To accomplish this, delivery was necessary either to the plaintiff or to some one for him.

Applying these principles, it appears that four bales of the goods in question were delivered to the plaintiff’s clerk before the attachment was made. This was an execution of the agreement thus far. The fact that they were sent forward at the expense of the company along with the others, is not a revocation or retraction of the delivery.
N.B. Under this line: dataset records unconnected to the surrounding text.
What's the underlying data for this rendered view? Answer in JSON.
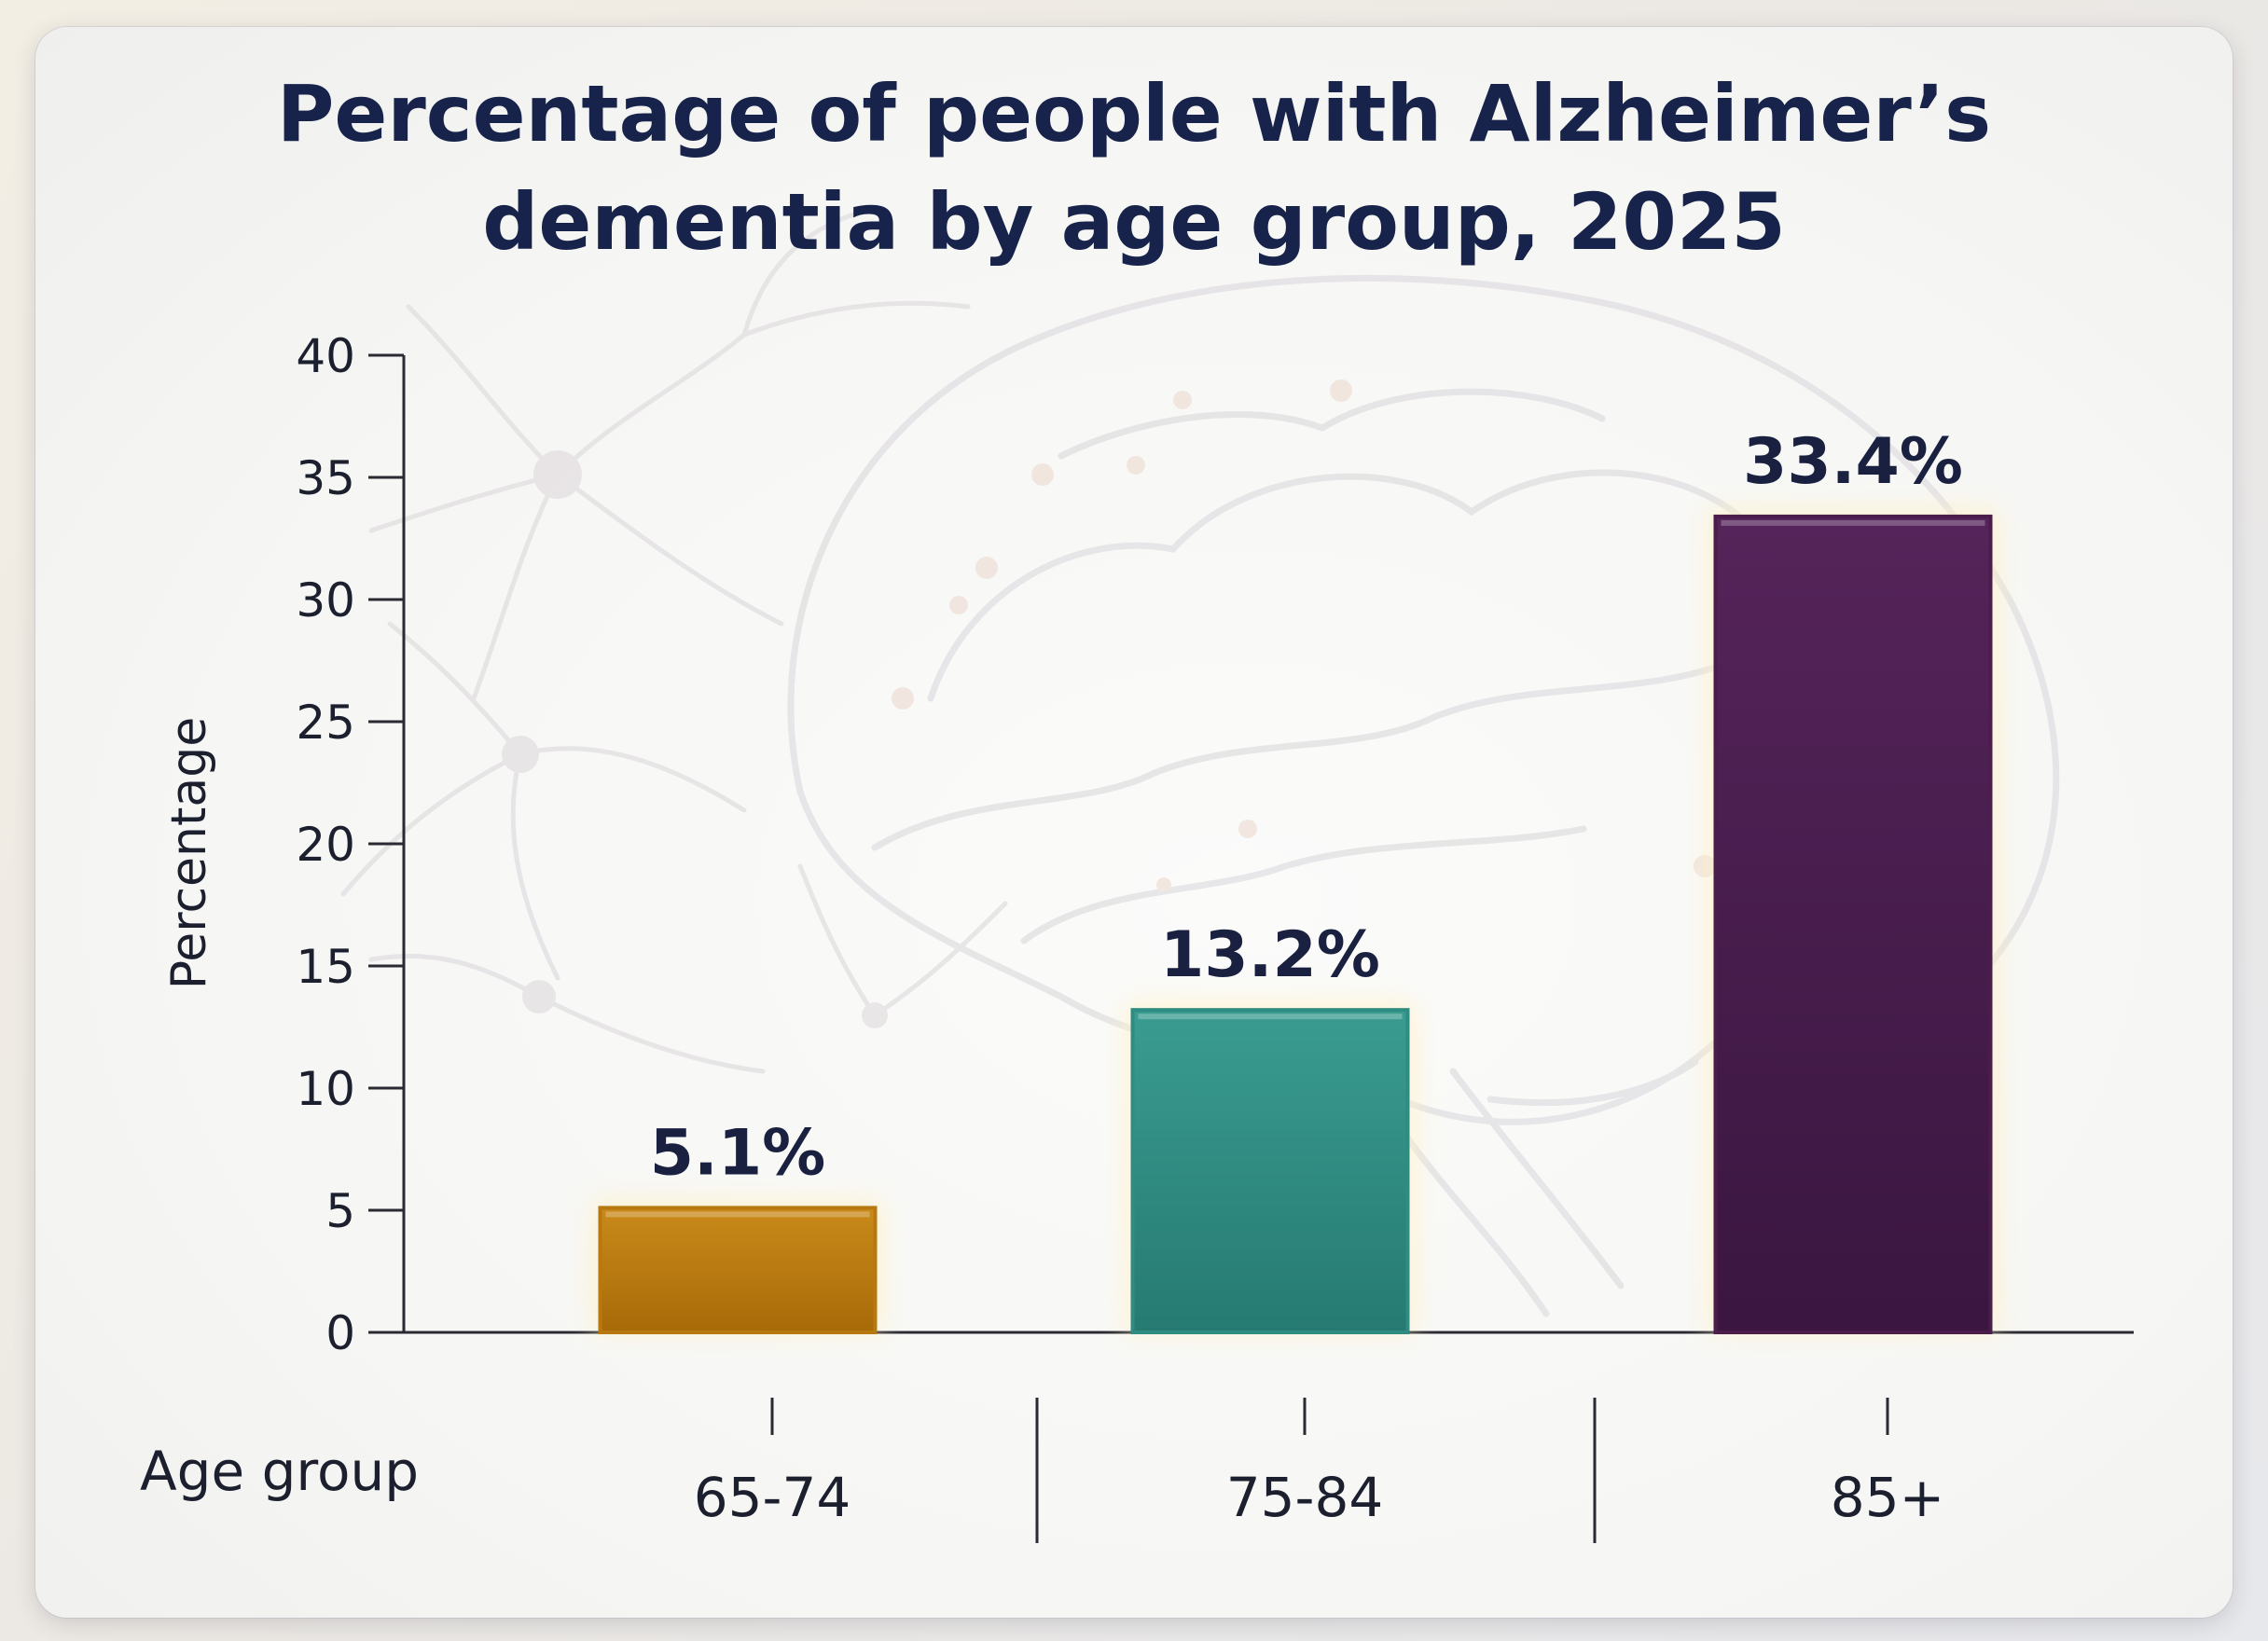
{
  "chart_data": {
    "type": "bar",
    "title_lines": [
      "Percentage of people with Alzheimer’s",
      "dementia by age group, 2025"
    ],
    "xlabel": "Age group",
    "ylabel": "Percentage",
    "categories": [
      "65-74",
      "75-84",
      "85+"
    ],
    "values": [
      5.1,
      13.2,
      33.4
    ],
    "value_labels": [
      "5.1%",
      "13.2%",
      "33.4%"
    ],
    "bar_colors": [
      "#b7790f",
      "#2f8c82",
      "#4a1d4b"
    ],
    "ylim": [
      0,
      40
    ],
    "yticks": [
      0,
      5,
      10,
      15,
      20,
      25,
      30,
      35,
      40
    ],
    "ytick_labels": [
      "0",
      "5",
      "10",
      "15",
      "20",
      "25",
      "30",
      "35",
      "40"
    ],
    "grid": false,
    "legend": "none",
    "background_art": "faint brain and neuron illustration"
  }
}
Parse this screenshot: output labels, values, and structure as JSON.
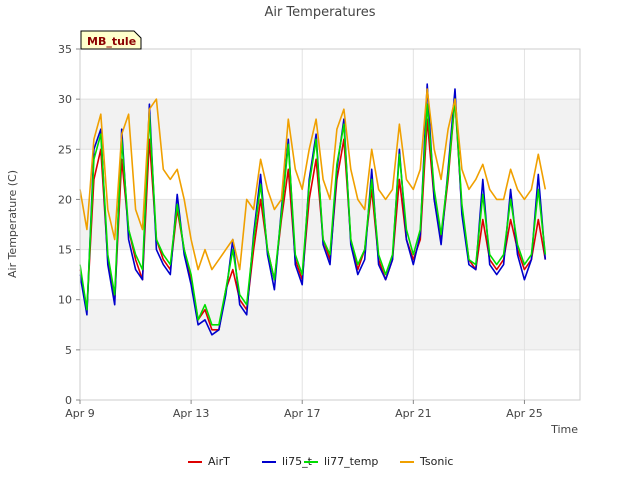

It was consistent with the nature of the transaction, and there is nothing to show a fraud upon creditors.

The residue of the goods claimed were never delivered to the plaintiff'. The agreement remained executory as to them up to the time of the attachment. The delivery on board the packet for the purpose of being sent to Boston, there to be delivered, not to the plaintiff’s agent, but to the agent of the Mechanics Company, who was entrusted by the company with the duty of forwarding them to the plaintiff, was not an execution of the contract or a delivery to the plaintiff, notwithstanding his name was marked upon the bales. If the goods had been delivered on board the packet at Dover, with authority for the master of the packet to deliver to the plaintiff', or even to deliver to another carrier at Boston for the purpose of being delivered ' to the plaintiff, the case might have been different. The carrier might then have been regarded as the plaintiff’s agent, the authority being to deliver to him, and the possession held for him. Sumner v. Hamlet, 12 Pick. 76. But the possession of a carrier whose authority was to deliver to an agent of the company, can not be regarded as the plaintiff’s possession. Baker v. Fuller, 21 Pick. 318.

Judgment for the plaintiff for the four hales, and for the defendant as to the residue.